As well as the weekly pair meetings, there is a monthly gathering at a local community centre where all the moms and mentors, together with their kids, share a nutritious meal and listen to speakers on a variety of relevant topics (e.g. cooking on a shoestring budget, financial literacy, container vegetable gardening, adolescent sexual health). While the moms and mentors enjoy some “adult time”, the kids play and get to know each other under the supervision of fully-trained ECE-qualified childcare providers.

The program, which has been running in Victoria for 14 years, is offered free of charge to the moms who participate.

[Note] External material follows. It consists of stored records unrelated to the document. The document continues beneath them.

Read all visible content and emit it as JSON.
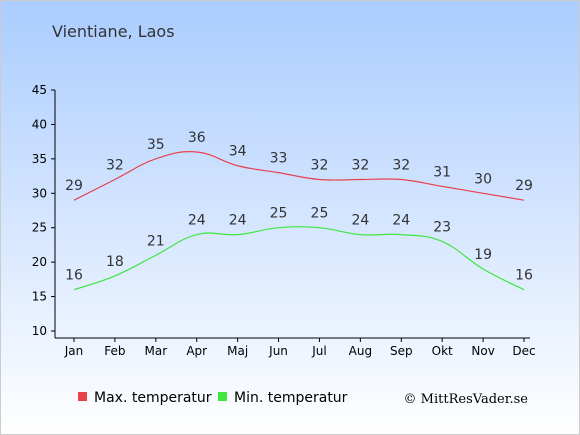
{
  "chart_data": {
    "type": "line",
    "title": "Vientiane, Laos",
    "categories": [
      "Jan",
      "Feb",
      "Mar",
      "Apr",
      "Maj",
      "Jun",
      "Jul",
      "Aug",
      "Sep",
      "Okt",
      "Nov",
      "Dec"
    ],
    "series": [
      {
        "name": "Max. temperatur",
        "color": "#e8424d",
        "values": [
          29,
          32,
          35,
          36,
          34,
          33,
          32,
          32,
          32,
          31,
          30,
          29
        ]
      },
      {
        "name": "Min. temperatur",
        "color": "#3ee63e",
        "values": [
          16,
          18,
          21,
          24,
          24,
          25,
          25,
          24,
          24,
          23,
          19,
          16
        ]
      }
    ],
    "ylim": [
      10,
      45
    ],
    "yticks": [
      10,
      15,
      20,
      25,
      30,
      35,
      40,
      45
    ],
    "xlabel": "",
    "ylabel": "",
    "grid": false,
    "legend_position": "bottom"
  },
  "credit": "© MittResVader.se",
  "colors": {
    "background_top": "#aaccff",
    "background_bottom": "#ffffff",
    "axis": "#000000"
  }
}
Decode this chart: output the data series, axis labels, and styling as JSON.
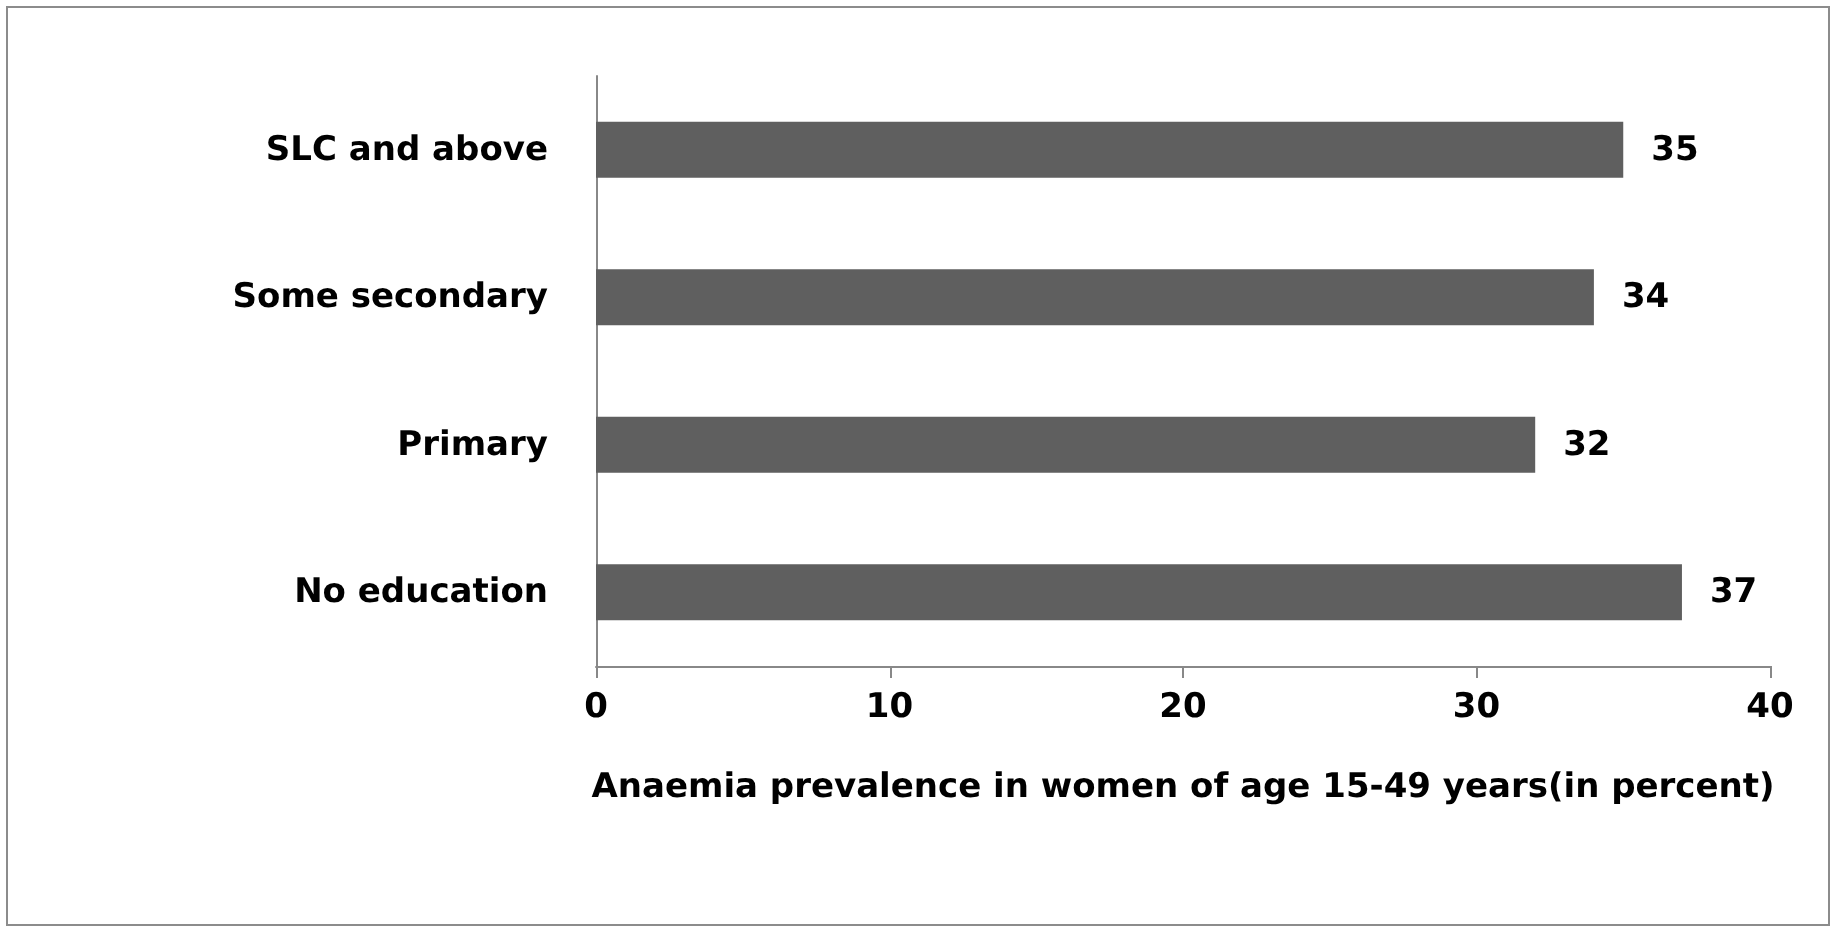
{
  "chart_data": {
    "type": "bar",
    "orientation": "horizontal",
    "categories": [
      "SLC and above",
      "Some secondary",
      "Primary",
      "No education"
    ],
    "values": [
      35,
      34,
      32,
      37
    ],
    "color": "#5f5f5f",
    "data_labels": true,
    "xlabel": "Anaemia prevalence in women of age 15-49 years(in percent)",
    "xlim": [
      0,
      40
    ],
    "xticks": [
      0,
      10,
      20,
      30,
      40
    ],
    "grid": false
  }
}
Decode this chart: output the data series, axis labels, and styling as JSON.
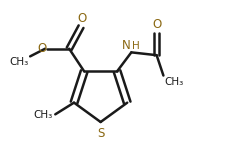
{
  "bg_color": "#ffffff",
  "bond_color": "#1a1a1a",
  "heteroatom_color": "#8B6914",
  "line_width": 1.8,
  "font_size_atoms": 8.5,
  "font_size_small": 7.5,
  "xlim": [
    0.0,
    1.0
  ],
  "ylim": [
    0.0,
    1.0
  ]
}
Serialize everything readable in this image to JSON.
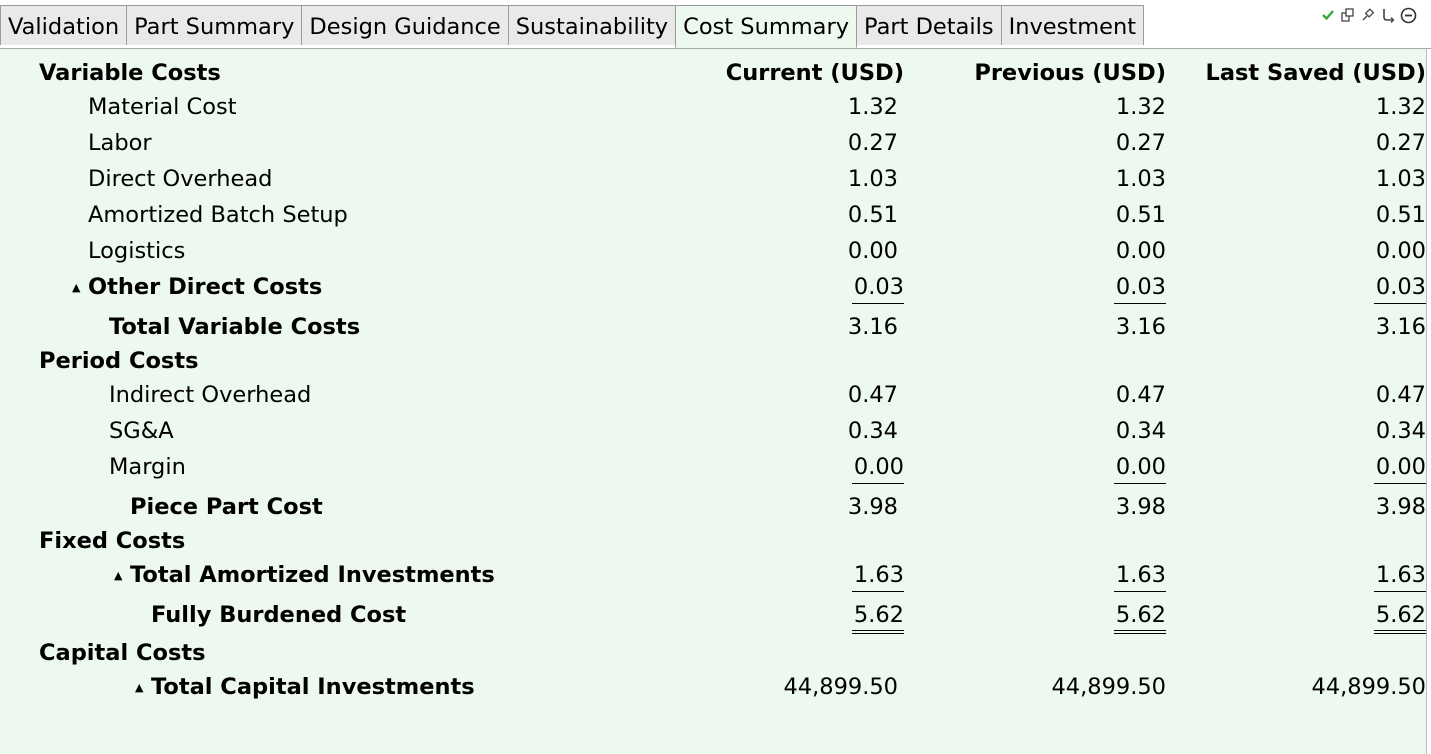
{
  "tabs": [
    {
      "label": "Validation",
      "active": false
    },
    {
      "label": "Part Summary",
      "active": false
    },
    {
      "label": "Design Guidance",
      "active": false
    },
    {
      "label": "Sustainability",
      "active": false
    },
    {
      "label": "Cost Summary",
      "active": true
    },
    {
      "label": "Part Details",
      "active": false
    },
    {
      "label": "Investment",
      "active": false
    }
  ],
  "toolbar_icons": [
    "check-icon",
    "detach-icon",
    "pin-icon",
    "link-icon",
    "clock-icon"
  ],
  "colors": {
    "background": "#edf8ef",
    "check": "#3aa83a"
  },
  "headers": {
    "section": "Variable Costs",
    "current": "Current (USD)",
    "previous": "Previous (USD)",
    "last_saved": "Last Saved (USD)"
  },
  "rows": [
    {
      "label": "Material Cost",
      "current": "1.32",
      "previous": "1.32",
      "last_saved": "1.32"
    },
    {
      "label": "Labor",
      "current": "0.27",
      "previous": "0.27",
      "last_saved": "0.27"
    },
    {
      "label": "Direct Overhead",
      "current": "1.03",
      "previous": "1.03",
      "last_saved": "1.03"
    },
    {
      "label": "Amortized Batch Setup",
      "current": "0.51",
      "previous": "0.51",
      "last_saved": "0.51"
    },
    {
      "label": "Logistics",
      "current": "0.00",
      "previous": "0.00",
      "last_saved": "0.00"
    },
    {
      "label": "Other Direct Costs",
      "current": "0.03",
      "previous": "0.03",
      "last_saved": "0.03"
    },
    {
      "label": "Total Variable Costs",
      "current": "3.16",
      "previous": "3.16",
      "last_saved": "3.16"
    },
    {
      "label": "Period Costs"
    },
    {
      "label": "Indirect Overhead",
      "current": "0.47",
      "previous": "0.47",
      "last_saved": "0.47"
    },
    {
      "label": "SG&A",
      "current": "0.34",
      "previous": "0.34",
      "last_saved": "0.34"
    },
    {
      "label": "Margin",
      "current": "0.00",
      "previous": "0.00",
      "last_saved": "0.00"
    },
    {
      "label": "Piece Part Cost",
      "current": "3.98",
      "previous": "3.98",
      "last_saved": "3.98"
    },
    {
      "label": "Fixed Costs"
    },
    {
      "label": "Total Amortized Investments",
      "current": "1.63",
      "previous": "1.63",
      "last_saved": "1.63"
    },
    {
      "label": "Fully Burdened Cost",
      "current": "5.62",
      "previous": "5.62",
      "last_saved": "5.62"
    },
    {
      "label": "Capital Costs"
    },
    {
      "label": "Total Capital Investments",
      "current": "44,899.50",
      "previous": "44,899.50",
      "last_saved": "44,899.50"
    }
  ]
}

An October 13, 2019, CBC News article includes an interview with Sanni Rosebrock, the program coordinator with the resource centre. She comments, “So many of the moms in the program either don’t have family or don’t have anybody neutral, or just need to kind of navigate being single with children.”

Lynn McCaughey, who has volunteered with the program since her retirement, notes, “[One of the] first moms I mentored said you feel like you’ve been left behind and everybody else is able to go out on outings on the weekend. You can’t afford it. You can’t take your kids to the museum. You can’t necessarily participate in things in the community.” One of the moms who has been paired with McCaughey says that meeting McCaughey changed her life. McCaughey was able to help her with anything from improving her resume to helping clean her oven. “Even now if I have a problem, I call Lynn, not my mother, not my family. I call her. Without her, I don’t know who I would be.”

Rosebrock expressed a concern that people seem to have less time now to commit to the program, that the city is getting busier every year. The program has such value, that she is hopeful potential mentors will continue to make time to volunteer. The program has clearly demonstrated that the gift of time pays off significant community dividends in the close relationships and increased capacity of the moms who are supported in through these one-to-one connections.